4.48 Psychose

Publié le par nouvellesrepliques

De Sarah Kane

Avec Valérie Marinese et François Godart - Mise en scène Valérie Marinese

 

Théâtre des Ateliers

Du 12 au 24 mars - Lyon

 

 

Que faire face à un texte-limite tel que 4.48 Psychose ? Comment porter à la scène cette chronique d’une mort annoncée, écrite l’année du suicide de Sarah Kane ?

Le parti pris de Valérie Marinese, metteure en scène et actrice, est clair : elle s’identifie à la voix de l’auteure, lui donne corps, se fond complètement en elle. Elle veut faire entendre la « violence impudique » du texte de Kane. Nous voilà donc immergés dans une masse de colère, de tristesse et de désespoir. Mais, et c’est sans là doute tout l’intérêt du texte et de sa mise en scène, cette détresse immense n’est pas dénuée d’une certaine distance.

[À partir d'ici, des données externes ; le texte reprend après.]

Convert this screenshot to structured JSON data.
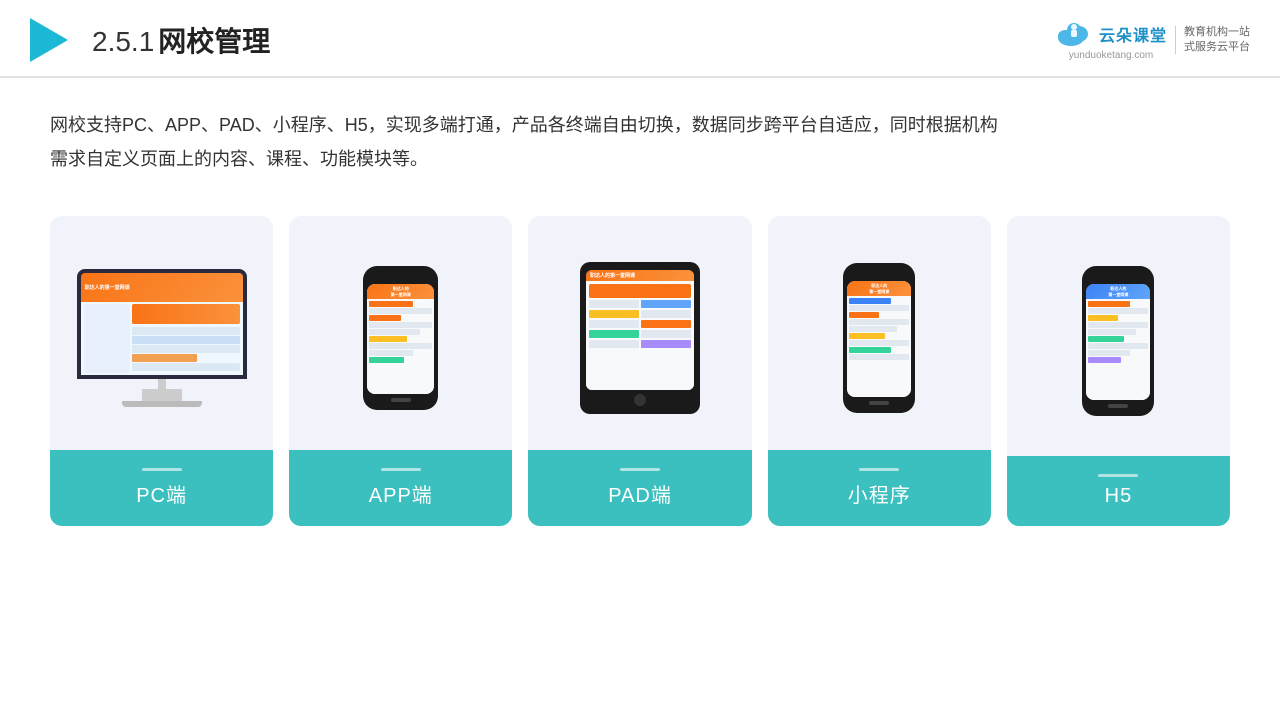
{
  "header": {
    "title_prefix": "2.5.1",
    "title_main": "网校管理",
    "logo_name": "云朵课堂",
    "logo_url": "yunduoketang.com",
    "logo_subtitle_line1": "教育机构一站",
    "logo_subtitle_line2": "式服务云平台"
  },
  "description": {
    "text_line1": "网校支持PC、APP、PAD、小程序、H5，实现多端打通，产品各终端自由切换，数据同步跨平台自适应，同时根据机构",
    "text_line2": "需求自定义页面上的内容、课程、功能模块等。"
  },
  "cards": [
    {
      "id": "pc",
      "label": "PC端"
    },
    {
      "id": "app",
      "label": "APP端"
    },
    {
      "id": "pad",
      "label": "PAD端"
    },
    {
      "id": "miniapp",
      "label": "小程序"
    },
    {
      "id": "h5",
      "label": "H5"
    }
  ]
}
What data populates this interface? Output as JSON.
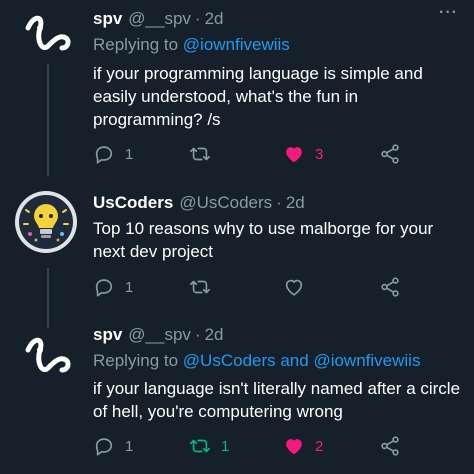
{
  "tweets": [
    {
      "name": "spv",
      "handle": "@__spv",
      "dot": "·",
      "time": "2d",
      "more": "···",
      "reply_prefix": "Replying to",
      "reply_target": "@iownfivewiis",
      "text": "if your programming language is simple and easily understood, what's the fun in programming? /s",
      "reply_count": "1",
      "retweet_count": "",
      "like_count": "3",
      "liked": true,
      "retweeted": false
    },
    {
      "name": "UsCoders",
      "handle": "@UsCoders",
      "dot": "·",
      "time": "2d",
      "text": "Top 10 reasons why to use malborge for your next dev project",
      "reply_count": "1",
      "retweet_count": "",
      "like_count": "",
      "liked": false,
      "retweeted": false
    },
    {
      "name": "spv",
      "handle": "@__spv",
      "dot": "·",
      "time": "2d",
      "reply_prefix": "Replying to",
      "reply_target": "@UsCoders and @iownfivewiis",
      "text": "if your language isn't literally named after a circle of hell, you're computering wrong",
      "reply_count": "1",
      "retweet_count": "1",
      "like_count": "2",
      "liked": true,
      "retweeted": true
    }
  ],
  "icons": {
    "reply": "reply-icon",
    "retweet": "retweet-icon",
    "like": "heart-icon",
    "share": "share-icon"
  },
  "colors": {
    "background": "#15202b",
    "secondary_text": "#8b98a5",
    "link": "#1d9bf0",
    "like_active": "#f91880",
    "retweet_active": "#00ba7c",
    "thread_line": "#38444d"
  }
}
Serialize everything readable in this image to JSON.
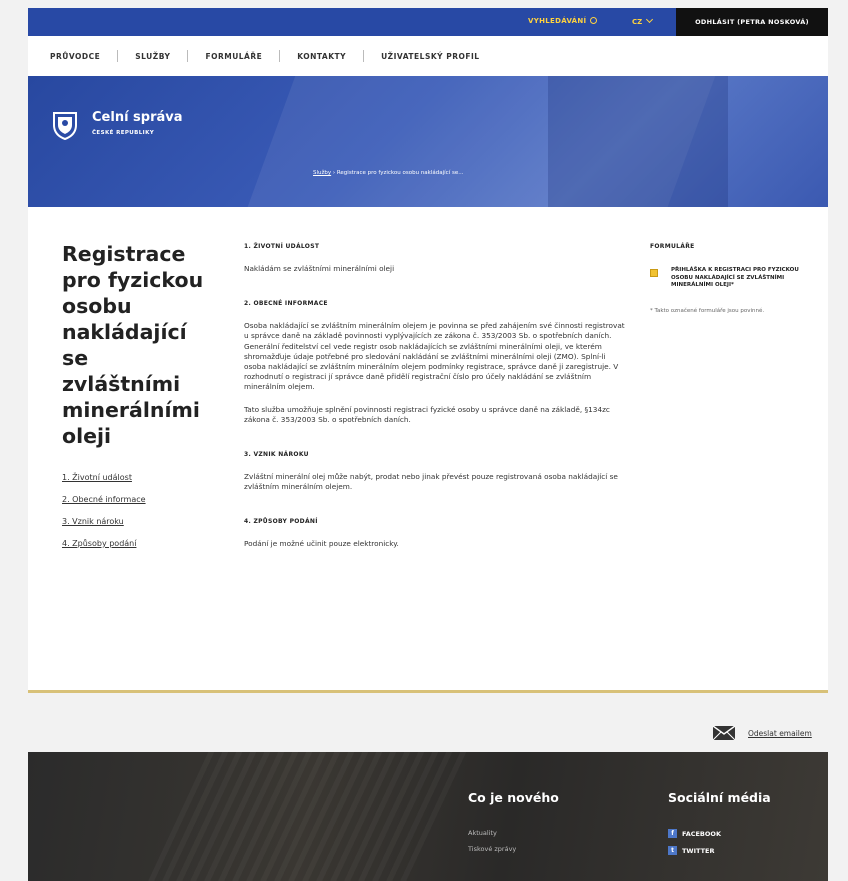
{
  "topbar": {
    "search_label": "VYHLEDÁVÁNÍ",
    "language": "CZ",
    "logout_label": "ODHLÁSIT (PETRA NOSKOVÁ)"
  },
  "nav": {
    "items": [
      "PRŮVODCE",
      "SLUŽBY",
      "FORMULÁŘE",
      "KONTAKTY",
      "UŽIVATELSKÝ PROFIL"
    ]
  },
  "hero": {
    "brand_title": "Celní správa",
    "brand_subtitle": "ČESKÉ REPUBLIKY",
    "breadcrumb_link": "Služby",
    "breadcrumb_separator": "›",
    "breadcrumb_current": "Registrace pro fyzickou osobu nakládající se..."
  },
  "content": {
    "title": "Registrace pro fyzickou osobu nakládající se zvláštními minerálními oleji",
    "toc": [
      "1. Životní událost",
      "2. Obecné informace",
      "3. Vznik nároku",
      "4. Způsoby podání"
    ],
    "sections": [
      {
        "heading": "1. ŽIVOTNÍ UDÁLOST",
        "paragraphs": [
          "Nakládám se zvláštními minerálními oleji"
        ]
      },
      {
        "heading": "2. OBECNÉ INFORMACE",
        "paragraphs": [
          "Osoba nakládající se zvláštním minerálním olejem je povinna se před zahájením své činnosti registrovat u správce daně na základě povinnosti vyplývajících ze zákona č. 353/2003 Sb. o spotřebních daních. Generální ředitelství cel vede registr osob nakládajících se zvláštními minerálními oleji, ve kterém shromažďuje údaje potřebné pro sledování nakládání se zvláštními minerálními oleji (ZMO). Splní-li osoba nakládající se zvláštním minerálním olejem podmínky registrace, správce daně ji zaregistruje. V rozhodnutí o registraci jí správce daně přidělí registrační číslo pro účely nakládání se zvláštním minerálním olejem.",
          "Tato služba umožňuje splnění povinnosti registraci fyzické osoby u správce daně na základě, §134zc zákona č. 353/2003 Sb. o spotřebních daních."
        ]
      },
      {
        "heading": "3. VZNIK NÁROKU",
        "paragraphs": [
          "Zvláštní minerální olej může nabýt, prodat nebo jinak převést pouze registrovaná osoba nakládající se zvláštním minerálním olejem."
        ]
      },
      {
        "heading": "4. ZPŮSOBY PODÁNÍ",
        "paragraphs": [
          "Podání je možné učinit pouze elektronicky."
        ]
      }
    ]
  },
  "aside": {
    "heading": "FORMULÁŘE",
    "form_link": "PŘIHLÁŠKA K REGISTRACI PRO FYZICKOU OSOBU NAKLÁDAJÍCÍ SE ZVLÁŠTNÍMI MINERÁLNÍMI OLEJI*",
    "note": "* Takto označené formuláře jsou povinné."
  },
  "email_label": "Odeslat emailem",
  "footer": {
    "news_heading": "Co je nového",
    "news_links": [
      "Aktuality",
      "Tiskové zprávy"
    ],
    "social_heading": "Sociální média",
    "social_links": [
      "FACEBOOK",
      "TWITTER"
    ]
  },
  "colors": {
    "brand_blue": "#2849a5",
    "accent_yellow": "#ffd23f",
    "card_border_gold": "#d8c178"
  }
}
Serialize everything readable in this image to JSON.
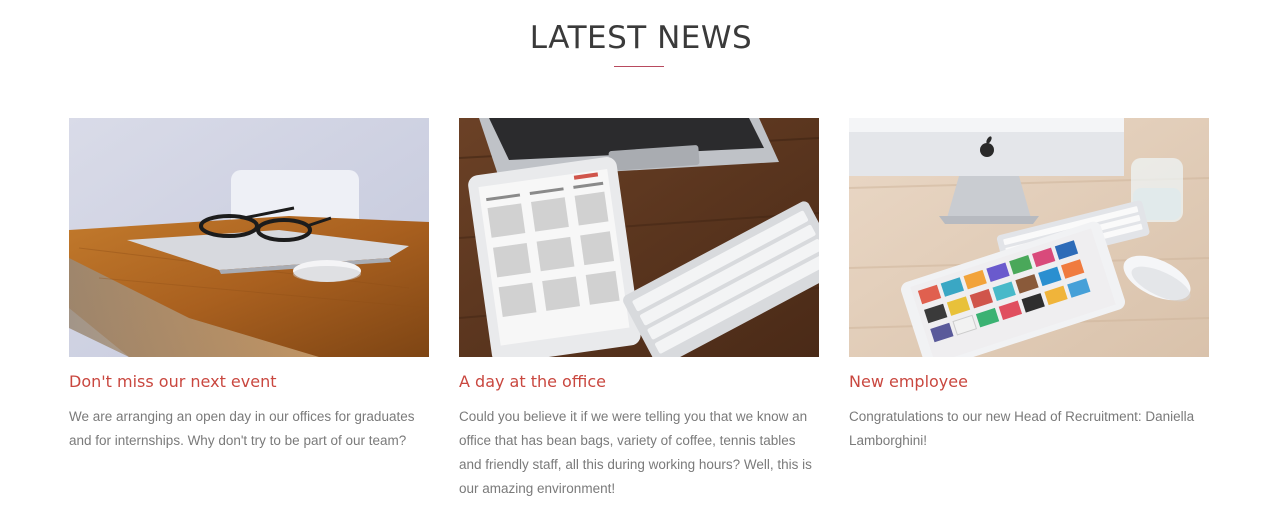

Comme si la souffrance insoutenable du présent se contemplait d’outre-tombe, où toute douleur est abolie. Le spectacle réussit cette gageure de nous montrer à la fois l’individu en état d’urgence, luttant pied à pied pour sa vie, et la voix post mortem, déjà plus d’ici, terriblement consciente de son incapacité à exister.

 

sarah kane                                                                                    Crédit photo David Anémian

 

Valérie Marinese incarne une femme rongée par l’absence, se détachant d’elle-même dans un cri. Le corps est éminemment vivant, emporté dans une course chaotique vers l’abîme : il se débat, saute, gesticule, se mutile, il embrasse aussi, et danse. Il danse avec le psychiatre, soutient illusoire auquel il s’agrippe comme a une bouée. Dans le regard de cet autre, la patiente se contemple presque en souriant. Elle ironise avec noirceur sur l’image qu’elle renvoie. La question de l’apparence est au cœur du spectacle : que faire d’un corps détesté ? Comment faire aimer aux autres ce que nous ne supportons pas nous-mêmes ?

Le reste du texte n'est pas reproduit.